Éclairage Par Jéremie Szpirglas, le 02/05/2016

DAVIES, Sir Peter Maxwell - portrait c.1967 English composer b.1934 ©Lebrecht. This image is the property and copyright of Lebrecht Music and Arts. The moral rights of LMA and its Authors have been asserted. The image cannot be reproduced without obtaining a licence from www.lebrecht.co.uk

Le 27 mai prochain à la Philharmonie de Paris, le baryton Georg Nigl et l’Ensemble intercontemporain en formation réduite interprèteront Eight Songs for a Mad King (1969) du compositeur britannique récemment disparu, Sir Peter Maxwell Davies. L’occasion de se pencher sur cette singulière œuvre de théâtre musical, qui mérite d’être redécouverte.
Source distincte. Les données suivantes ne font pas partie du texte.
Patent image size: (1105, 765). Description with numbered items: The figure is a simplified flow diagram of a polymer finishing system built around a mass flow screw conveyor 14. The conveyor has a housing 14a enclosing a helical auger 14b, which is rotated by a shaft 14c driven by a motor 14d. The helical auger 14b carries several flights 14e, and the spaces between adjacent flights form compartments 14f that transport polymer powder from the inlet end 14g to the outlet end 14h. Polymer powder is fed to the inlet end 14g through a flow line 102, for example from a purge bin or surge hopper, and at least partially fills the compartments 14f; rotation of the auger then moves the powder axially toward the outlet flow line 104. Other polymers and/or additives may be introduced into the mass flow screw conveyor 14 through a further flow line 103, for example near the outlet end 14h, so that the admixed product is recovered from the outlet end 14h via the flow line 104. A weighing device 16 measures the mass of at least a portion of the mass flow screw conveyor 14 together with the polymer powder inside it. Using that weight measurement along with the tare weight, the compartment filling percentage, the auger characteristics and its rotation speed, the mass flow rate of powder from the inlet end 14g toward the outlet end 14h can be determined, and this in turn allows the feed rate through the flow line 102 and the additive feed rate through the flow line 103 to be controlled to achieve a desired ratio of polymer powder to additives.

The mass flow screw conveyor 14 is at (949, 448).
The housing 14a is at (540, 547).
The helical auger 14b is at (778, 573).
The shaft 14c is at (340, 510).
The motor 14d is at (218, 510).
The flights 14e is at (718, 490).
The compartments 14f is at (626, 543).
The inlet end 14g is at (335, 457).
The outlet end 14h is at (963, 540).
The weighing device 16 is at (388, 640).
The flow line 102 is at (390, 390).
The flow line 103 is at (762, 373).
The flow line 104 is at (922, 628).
Sir Peter Maxwell Davies n’est pas un compositeur comme les autres. Même ses débuts ne ressemblent à aucun autre : à 14 ans, il soumet l’un de ses partitions à une émission de radio, attirant aussitôt l’attention de ses producteurs et animateurs qui font de lui un enfant prodige de l’ère radiophonique. Il suit toutefois également une formation musicale plus traditionnelle — il bénéficiera ainsi des conseils et soutiens de Benjamin Britten, de Goffredo Petrassi (à Rome), et d’Aaron Copland, Roger Sessions ou encore Milton Babbit (à Princeton). Au cours de ses études à l’Université de Manchester, il fonde, avec plusieurs de ses condisciples, dont Harrison Birtwistle, le groupe New Music Manchester.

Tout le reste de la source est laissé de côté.